With a 2-year-old child and a baby on the way, these days I’m doing less cooking, but I still make time for a dense bean salad whenever I can swing it. It’s the perfect way to use up the random vegetable scraps and jars of condiments lingering in the fridge, and it’s quick and cheap and easy. This recipe brings summery vibes with preserved lemons, chickpeas, or white beans and plenty of fresh herbs—costing pennies per serving and delivering a big dose of delight. Light on the wallet and heavy on joy, it’s the perfect recipe for taking a break from doom scrolling and soaking up a little sun. The magic of the dense bean salad strikes again.
A Simple Bean Salad for Complicated Times
Infinitely flexible and simple, this summer dense bean salad comes together in about five minutes, and uses whatever ingredients you have on hand. Feel free to fancy it up with additional cooked veggies or another source of protein if desired.
Ingredients:
1 can chickpeas or white beans
1 cup cooked pasta, orzo, faro, spelt, or pearl couscous
1 clove garlic
½ preserved lemon, flesh and rind
2 tbsp olive oil
½ cup crumbled feta cheese
2 cups fresh herbs, like parsley, basil, chives, or dill
½ cup mixed pickled veggies of choice, such as pickled peppers, capers, or olives
Method:
Step 1:
Mix together the chickpeas and cooked grains of choice, slightly mashing the chickpeas.
Step 2:
Make the dressing with one grated or finely chopped clove of garlic, finely chopped preserved lemon, and olive oil. Mash together until slightly creamy, adding salt to taste if necessary.
Step 3:
Finely chop your soft herbs, coarsely chop your pickles, and combine everything with the grains, chickpeas, feta, and dressing. Eat immediately or leave to marinate in the fridge until you’re ready to enjoy!
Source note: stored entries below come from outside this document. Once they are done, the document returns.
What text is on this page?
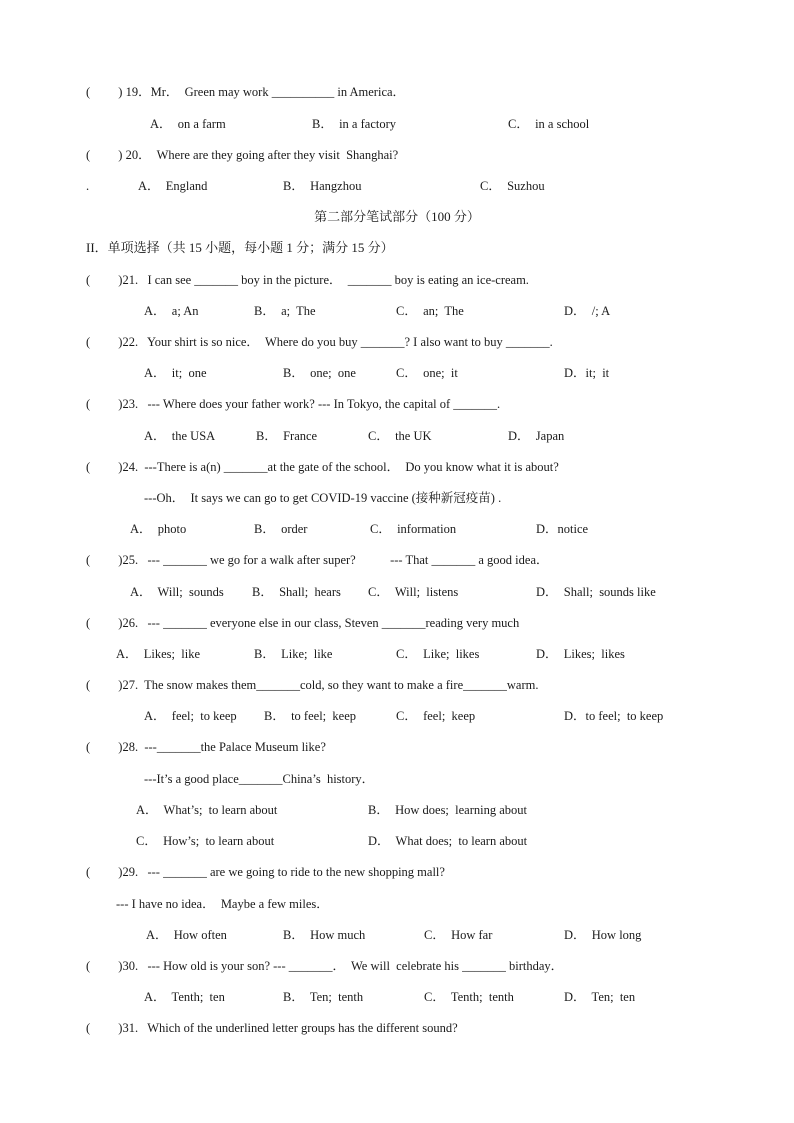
(         ) 19．Mr．  Green may work __________ in America．
A．  on a farm	B．  in a factory	C．  in a school
(         ) 20．  Where are they going after they visit  Shanghai?
.	A．  England	B．  Hangzhou	C．  Suzhou
第二部分笔试部分（100 分）
II．单项选择（共 15 小题，每小题 1 分；满分 15 分）
(         )21.   I can see _______ boy in the picture．  _______ boy is eating an ice-cream.
A．  a; An	B．  a;  The	C．  an;  The	D．  /; A
(         )22.   Your shirt is so nice．  Where do you buy _______? I also want to buy _______.
A．  it;  one	B．  one;  one	C．  one;  it	D．it;  it
(         )23.   --- Where does your father work? --- In Tokyo, the capital of _______.
A．  the USA	B．  France	C．  the UK	D．  Japan
(         )24.  ---There is a(n) _______at the gate of the school．  Do you know what it is about?
---Oh．  It says we can go to get COVID-19 vaccine (接种新冠疫苗) .
A．  photo	B．  order	C．  information	D．notice
(         )25.   --- _______ we go for a walk after super?           --- That _______ a good idea．
A．  Will;  sounds B．  Shall;  hears C．  Will;  listens	D．  Shall;  sounds like
(         )26.   --- _______ everyone else in our class, Steven _______reading very much
A．  Likes;  like	B．  Like;  like	C．  Like;  likes	D．  Likes;  likes
(         )27.  The snow makes them_______cold, so they want to make a fire_______warm.
A．  feel;  to keep B．  to feel;  keep	C．  feel;  keep	D．to feel;  to keep
(         )28.  ---_______the Palace Museum like?
---It’s a good place_______China’s  history．
A．  What’s;  to learn about	B．  How does;  learning about
C．  How’s;  to learn about	D．  What does;  to learn about
(         )29.   --- _______ are we going to ride to the new shopping mall?
--- I have no idea．  Maybe a few miles．
A．  How often	B．  How much	C．  How far	D．  How long
(         )30.   --- How old is your son? --- _______．  We will  celebrate his _______ birthday．
A．  Tenth;  ten	B．  Ten;  tenth	C．  Tenth;  tenth	D．  Ten;  ten
(         )31.   Which of the underlined letter groups has the different sound?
Emily Beyda’s writing has appeared in the Los Angeles Times, Built, Refinery29, Smartmouth, Fodors, the Thrillist, the Austin Chronicle, and more. Her novel, “The Body Double,” was published in 2021.
This looks great, thanks!
Wondering…is there any way in this platform to post recipes that follow the microdata or hrecipe format, making it simple to save the recipe in digital recipe applications? In my case, AnyList https://anylist.com?
I call this my "kitchen salad" similar to my "kitchen soup" whichever I'm in the mood to make, something warm or something cold; each depends on whatever I have in the fridge or what I need to use up. I love these dishes. And they're so nutritious! I live alone so these meals are perfect for me but they can also serve a crowd.